Taylor Ho Bynum & Jacqueline Kerrod
Simple Ways Such Self
Taylor Ho Bynum (cnt, flh, objets), Jacqueline Kerrod (hp, objets)
Label / Distribution : Orenda Records
Tous les deux en commun d’avoir travaillé avec Braxton en duo. Pour Taylor Ho Bynum, c’est connu et très régulier, quand c’est assez récent pour la harpiste sud-africaine Jacqueline Kerrod, apparue dans la galaxie Braxton assez récemment, au gré de la Zim Music et d’un disque salué pour son renouveau. C’est néanmoins une première d’entendre ces deux musiciens ensemble, dans une discussion qui ressemble à une découverte mutuelle, chacun cherchant le terrain de l’autre sans tomber dans les poncifs de leurs instruments respectifs ; la trompette est toujours ce serpent fureteur qui s’insinue partout, quand la harpe évite tous les chausse-trapes de la joliesse et de l’éther. « Zade / A Simple Ending », écrit par Ho Bynum permet d’entendre une harpe qui joue elle aussi en rupture autour de toutes sortes d’artifices utilisés comme sourdine. Parfois, on croirait presque que Kerrod sonne comme une guitare classique ou une kora : c’est une remarquable altérité qui se créée presque en temps réel mais sans urgence.

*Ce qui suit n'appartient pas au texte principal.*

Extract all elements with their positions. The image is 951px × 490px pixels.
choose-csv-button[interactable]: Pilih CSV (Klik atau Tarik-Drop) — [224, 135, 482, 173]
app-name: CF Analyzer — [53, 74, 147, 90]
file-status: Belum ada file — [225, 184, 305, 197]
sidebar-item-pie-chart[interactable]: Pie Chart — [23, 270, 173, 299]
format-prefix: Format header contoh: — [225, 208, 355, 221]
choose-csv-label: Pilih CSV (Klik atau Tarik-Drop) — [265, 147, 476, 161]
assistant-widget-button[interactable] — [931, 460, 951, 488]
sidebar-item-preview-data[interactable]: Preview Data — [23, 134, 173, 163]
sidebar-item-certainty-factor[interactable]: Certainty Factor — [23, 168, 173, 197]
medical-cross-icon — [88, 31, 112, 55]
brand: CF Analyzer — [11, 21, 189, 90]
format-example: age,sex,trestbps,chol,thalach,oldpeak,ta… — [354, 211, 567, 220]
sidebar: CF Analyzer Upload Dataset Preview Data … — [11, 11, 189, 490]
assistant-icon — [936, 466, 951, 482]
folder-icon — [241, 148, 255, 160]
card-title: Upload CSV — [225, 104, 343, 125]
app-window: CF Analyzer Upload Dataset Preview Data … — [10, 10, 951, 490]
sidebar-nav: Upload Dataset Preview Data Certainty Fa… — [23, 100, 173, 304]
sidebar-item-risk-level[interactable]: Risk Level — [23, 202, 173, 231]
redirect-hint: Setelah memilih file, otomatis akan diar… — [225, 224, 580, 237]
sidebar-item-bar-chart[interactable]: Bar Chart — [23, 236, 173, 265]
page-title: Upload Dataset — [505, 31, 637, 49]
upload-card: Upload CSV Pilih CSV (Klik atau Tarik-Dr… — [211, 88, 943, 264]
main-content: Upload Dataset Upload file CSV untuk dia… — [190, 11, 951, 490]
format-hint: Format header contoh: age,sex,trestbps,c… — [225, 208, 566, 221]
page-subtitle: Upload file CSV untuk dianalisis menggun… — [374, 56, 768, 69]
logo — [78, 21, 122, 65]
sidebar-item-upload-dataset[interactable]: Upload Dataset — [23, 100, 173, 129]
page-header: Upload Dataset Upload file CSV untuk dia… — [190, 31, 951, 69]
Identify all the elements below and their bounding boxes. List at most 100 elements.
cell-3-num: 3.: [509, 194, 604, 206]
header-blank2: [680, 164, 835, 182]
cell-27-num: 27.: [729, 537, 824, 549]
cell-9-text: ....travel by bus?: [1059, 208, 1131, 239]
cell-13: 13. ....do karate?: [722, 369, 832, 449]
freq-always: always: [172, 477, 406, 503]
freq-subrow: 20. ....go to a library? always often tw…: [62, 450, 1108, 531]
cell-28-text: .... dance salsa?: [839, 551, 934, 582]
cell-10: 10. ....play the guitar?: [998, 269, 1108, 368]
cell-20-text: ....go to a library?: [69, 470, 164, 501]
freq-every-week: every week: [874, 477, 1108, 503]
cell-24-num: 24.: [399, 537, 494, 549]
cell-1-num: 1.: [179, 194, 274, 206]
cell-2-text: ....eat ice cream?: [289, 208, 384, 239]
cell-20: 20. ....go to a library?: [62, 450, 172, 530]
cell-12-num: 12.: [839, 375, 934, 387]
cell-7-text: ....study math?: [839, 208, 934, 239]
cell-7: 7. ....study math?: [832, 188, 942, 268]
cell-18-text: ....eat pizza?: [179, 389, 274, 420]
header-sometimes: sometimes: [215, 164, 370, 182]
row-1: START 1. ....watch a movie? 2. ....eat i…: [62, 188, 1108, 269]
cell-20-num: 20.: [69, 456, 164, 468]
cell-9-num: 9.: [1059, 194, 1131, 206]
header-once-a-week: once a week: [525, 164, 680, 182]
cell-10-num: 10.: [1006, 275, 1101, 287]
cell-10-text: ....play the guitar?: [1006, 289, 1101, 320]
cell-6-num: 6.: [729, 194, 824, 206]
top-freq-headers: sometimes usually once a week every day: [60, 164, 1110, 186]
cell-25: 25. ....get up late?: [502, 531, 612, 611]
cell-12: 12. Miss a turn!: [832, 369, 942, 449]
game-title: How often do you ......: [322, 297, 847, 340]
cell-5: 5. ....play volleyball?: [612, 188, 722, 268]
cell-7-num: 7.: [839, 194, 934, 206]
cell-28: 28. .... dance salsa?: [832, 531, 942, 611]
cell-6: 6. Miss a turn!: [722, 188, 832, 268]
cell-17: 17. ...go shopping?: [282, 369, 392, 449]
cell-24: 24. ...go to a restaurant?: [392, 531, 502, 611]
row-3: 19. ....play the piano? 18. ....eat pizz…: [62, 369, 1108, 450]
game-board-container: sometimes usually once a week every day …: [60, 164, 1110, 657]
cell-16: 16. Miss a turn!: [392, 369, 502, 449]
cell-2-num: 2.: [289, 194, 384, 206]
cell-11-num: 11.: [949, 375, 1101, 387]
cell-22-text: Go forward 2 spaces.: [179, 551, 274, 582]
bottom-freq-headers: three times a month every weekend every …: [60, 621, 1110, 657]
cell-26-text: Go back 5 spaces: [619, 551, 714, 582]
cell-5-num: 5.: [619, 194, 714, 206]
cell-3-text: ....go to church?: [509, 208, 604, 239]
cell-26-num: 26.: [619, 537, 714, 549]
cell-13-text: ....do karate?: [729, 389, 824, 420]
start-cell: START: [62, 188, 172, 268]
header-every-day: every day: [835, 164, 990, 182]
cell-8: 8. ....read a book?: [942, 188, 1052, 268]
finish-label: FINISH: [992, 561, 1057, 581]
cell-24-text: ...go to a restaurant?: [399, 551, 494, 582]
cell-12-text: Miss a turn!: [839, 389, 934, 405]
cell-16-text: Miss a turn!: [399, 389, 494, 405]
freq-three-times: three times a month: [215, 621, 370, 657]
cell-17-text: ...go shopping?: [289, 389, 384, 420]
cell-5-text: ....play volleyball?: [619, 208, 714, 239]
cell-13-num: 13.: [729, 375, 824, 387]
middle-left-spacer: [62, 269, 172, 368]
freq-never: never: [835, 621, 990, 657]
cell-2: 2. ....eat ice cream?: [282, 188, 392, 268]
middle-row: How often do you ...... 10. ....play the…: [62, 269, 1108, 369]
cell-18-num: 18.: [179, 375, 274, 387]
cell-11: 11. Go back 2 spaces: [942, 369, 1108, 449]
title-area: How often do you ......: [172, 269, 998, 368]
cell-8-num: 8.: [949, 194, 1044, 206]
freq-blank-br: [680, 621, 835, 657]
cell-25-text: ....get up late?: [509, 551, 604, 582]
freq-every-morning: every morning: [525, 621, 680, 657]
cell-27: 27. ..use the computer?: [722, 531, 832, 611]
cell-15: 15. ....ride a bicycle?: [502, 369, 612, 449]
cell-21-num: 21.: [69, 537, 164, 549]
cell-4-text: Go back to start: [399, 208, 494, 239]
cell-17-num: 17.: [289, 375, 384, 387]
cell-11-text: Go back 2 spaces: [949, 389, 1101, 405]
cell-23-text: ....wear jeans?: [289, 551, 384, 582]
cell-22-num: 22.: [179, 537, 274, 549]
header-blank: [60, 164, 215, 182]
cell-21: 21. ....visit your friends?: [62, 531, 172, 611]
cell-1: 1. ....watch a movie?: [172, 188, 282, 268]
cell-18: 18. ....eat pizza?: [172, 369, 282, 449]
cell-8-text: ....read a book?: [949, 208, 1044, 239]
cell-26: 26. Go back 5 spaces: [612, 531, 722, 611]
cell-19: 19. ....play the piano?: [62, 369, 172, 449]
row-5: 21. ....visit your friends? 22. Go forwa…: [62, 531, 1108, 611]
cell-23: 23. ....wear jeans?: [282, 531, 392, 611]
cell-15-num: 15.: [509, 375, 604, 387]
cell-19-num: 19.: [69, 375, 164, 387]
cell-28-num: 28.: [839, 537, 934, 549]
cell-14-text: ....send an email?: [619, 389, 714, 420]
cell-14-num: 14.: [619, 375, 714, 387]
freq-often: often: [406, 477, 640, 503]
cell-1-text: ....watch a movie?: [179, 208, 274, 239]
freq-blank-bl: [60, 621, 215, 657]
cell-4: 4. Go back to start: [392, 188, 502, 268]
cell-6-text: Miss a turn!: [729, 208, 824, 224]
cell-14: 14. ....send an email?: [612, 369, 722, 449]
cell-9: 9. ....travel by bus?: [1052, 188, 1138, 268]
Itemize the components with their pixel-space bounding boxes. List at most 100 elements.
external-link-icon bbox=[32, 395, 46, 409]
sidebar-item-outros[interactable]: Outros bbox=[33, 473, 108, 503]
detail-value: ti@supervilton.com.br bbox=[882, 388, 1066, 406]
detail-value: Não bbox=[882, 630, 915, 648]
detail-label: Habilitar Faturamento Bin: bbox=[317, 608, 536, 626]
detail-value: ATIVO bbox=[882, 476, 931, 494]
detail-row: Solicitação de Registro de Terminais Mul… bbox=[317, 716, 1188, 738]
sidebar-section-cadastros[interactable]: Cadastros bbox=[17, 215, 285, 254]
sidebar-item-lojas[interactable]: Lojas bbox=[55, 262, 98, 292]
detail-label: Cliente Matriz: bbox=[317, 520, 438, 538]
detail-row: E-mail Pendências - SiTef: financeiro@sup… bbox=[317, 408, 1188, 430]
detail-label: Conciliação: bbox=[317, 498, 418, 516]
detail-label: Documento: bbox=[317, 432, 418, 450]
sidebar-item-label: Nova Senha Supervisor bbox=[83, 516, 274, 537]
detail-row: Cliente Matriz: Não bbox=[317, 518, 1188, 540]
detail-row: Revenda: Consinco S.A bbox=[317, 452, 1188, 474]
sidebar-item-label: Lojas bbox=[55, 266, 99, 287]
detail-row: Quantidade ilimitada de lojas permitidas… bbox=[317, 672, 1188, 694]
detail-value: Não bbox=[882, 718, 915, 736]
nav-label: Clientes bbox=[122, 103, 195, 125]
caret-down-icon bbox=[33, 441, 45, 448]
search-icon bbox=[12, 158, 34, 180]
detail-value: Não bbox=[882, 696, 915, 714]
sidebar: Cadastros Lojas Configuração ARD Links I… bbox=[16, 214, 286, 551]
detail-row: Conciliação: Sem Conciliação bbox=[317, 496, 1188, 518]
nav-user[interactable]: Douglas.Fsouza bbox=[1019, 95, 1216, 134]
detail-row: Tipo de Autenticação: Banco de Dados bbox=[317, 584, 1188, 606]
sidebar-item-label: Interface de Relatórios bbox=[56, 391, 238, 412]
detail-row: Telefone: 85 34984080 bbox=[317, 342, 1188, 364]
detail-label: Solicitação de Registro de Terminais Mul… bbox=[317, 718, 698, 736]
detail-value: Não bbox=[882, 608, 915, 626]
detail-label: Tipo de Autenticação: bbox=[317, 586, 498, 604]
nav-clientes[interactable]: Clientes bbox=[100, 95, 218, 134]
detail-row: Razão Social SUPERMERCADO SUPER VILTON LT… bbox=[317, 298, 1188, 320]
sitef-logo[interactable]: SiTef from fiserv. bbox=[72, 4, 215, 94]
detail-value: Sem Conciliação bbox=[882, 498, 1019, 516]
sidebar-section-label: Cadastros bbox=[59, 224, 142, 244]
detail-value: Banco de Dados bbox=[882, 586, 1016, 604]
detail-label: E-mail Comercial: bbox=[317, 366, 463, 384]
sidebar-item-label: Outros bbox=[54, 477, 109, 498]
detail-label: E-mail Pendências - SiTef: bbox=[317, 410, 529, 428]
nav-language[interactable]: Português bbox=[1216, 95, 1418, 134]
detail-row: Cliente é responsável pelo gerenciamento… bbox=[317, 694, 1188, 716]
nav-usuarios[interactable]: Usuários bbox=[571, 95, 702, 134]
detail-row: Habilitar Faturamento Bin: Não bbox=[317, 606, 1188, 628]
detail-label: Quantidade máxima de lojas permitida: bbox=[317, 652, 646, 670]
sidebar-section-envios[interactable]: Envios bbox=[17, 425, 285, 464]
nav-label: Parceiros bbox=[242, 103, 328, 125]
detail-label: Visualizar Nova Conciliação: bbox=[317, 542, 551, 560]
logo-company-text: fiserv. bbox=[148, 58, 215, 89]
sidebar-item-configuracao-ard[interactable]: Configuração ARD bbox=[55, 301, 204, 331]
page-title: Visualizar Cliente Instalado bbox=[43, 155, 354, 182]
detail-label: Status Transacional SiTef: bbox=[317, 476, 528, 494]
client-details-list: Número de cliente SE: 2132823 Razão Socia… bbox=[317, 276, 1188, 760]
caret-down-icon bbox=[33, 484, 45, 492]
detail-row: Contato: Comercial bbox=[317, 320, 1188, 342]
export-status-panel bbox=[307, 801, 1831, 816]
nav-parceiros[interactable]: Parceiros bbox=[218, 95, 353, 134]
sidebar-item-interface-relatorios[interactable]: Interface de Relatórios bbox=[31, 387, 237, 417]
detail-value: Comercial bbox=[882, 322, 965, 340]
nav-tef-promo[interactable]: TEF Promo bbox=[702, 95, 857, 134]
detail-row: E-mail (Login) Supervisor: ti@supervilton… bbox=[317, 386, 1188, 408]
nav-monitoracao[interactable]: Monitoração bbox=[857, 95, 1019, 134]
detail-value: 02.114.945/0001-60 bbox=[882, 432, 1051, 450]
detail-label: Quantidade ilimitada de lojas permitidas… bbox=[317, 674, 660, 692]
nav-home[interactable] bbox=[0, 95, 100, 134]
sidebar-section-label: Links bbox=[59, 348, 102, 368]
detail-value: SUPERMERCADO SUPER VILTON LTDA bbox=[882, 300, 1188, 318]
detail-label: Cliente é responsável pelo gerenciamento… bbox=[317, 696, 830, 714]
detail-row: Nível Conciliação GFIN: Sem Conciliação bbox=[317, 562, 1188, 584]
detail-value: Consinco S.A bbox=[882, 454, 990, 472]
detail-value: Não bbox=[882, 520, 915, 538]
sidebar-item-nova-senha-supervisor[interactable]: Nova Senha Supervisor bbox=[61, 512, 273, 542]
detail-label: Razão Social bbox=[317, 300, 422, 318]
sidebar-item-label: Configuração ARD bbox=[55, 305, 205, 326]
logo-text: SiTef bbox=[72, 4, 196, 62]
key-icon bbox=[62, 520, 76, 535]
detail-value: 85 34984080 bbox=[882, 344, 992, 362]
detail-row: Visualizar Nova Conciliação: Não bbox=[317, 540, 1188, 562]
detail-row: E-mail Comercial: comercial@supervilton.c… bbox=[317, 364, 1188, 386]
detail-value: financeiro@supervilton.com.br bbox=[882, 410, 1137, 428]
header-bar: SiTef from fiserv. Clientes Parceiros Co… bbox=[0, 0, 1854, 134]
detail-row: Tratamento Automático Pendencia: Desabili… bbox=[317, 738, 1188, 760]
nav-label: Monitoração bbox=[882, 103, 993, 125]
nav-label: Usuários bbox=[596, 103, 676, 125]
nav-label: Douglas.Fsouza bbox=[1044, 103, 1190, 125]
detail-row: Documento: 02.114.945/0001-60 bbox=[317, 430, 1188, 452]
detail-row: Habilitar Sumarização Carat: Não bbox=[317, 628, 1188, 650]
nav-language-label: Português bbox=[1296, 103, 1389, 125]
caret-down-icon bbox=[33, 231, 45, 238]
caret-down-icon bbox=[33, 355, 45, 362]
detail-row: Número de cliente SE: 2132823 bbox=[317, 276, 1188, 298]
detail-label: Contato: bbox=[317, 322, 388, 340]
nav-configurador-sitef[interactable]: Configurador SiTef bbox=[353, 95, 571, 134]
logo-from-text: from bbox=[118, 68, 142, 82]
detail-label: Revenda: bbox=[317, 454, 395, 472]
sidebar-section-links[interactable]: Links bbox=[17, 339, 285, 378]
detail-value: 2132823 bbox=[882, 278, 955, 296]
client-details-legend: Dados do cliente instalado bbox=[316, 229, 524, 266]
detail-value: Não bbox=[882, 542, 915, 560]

Simple Ways Such Self sait jouer avec malice du rôle assigné aux instruments dans un orchestre. Avec « No Such Things », un des morceaux collectifs du duo, la harpiste joue la carte d’un certain chambrisme avant de faire monter la tension dans un jeu plus nerveux, avec un claquement de cordes plus sec quand la trompette se fait elle-même plus dure avant de s’effacer, s’abandonnant à un ronflement plus lointain. Rangé dès le premier morceau sous la figure de Lester Bowie à qui « Frederick Fanfare » est dédié, Bynum et Kerrod jouent la découverte sur le temps long, jouant avec la masse sonore et la distance entre le souffle et les cordes.
Enregistré en public, on perçoit l’héritage braxtonien du duo dans le remarquable « The Self is Ever Stirred », certainement le plus urgent de l’album. Le jeu rauque de Taylor Ho Bynum, proche d’un simple souffle scorieux, offre à Jacqueline Kerrod la possibilité de jouer avec tout le spectre de son instrument, du raffinement le plus pur, empli d’étrangeté, jusqu’au jeu plus colérique qui bat en brèche tous les impensés. La pochette l’illustre à merveille : un mur nu en brique et la harpe et la trompette, le cadre expurgeant les musiciens. L’instrument, rien que l’instrument.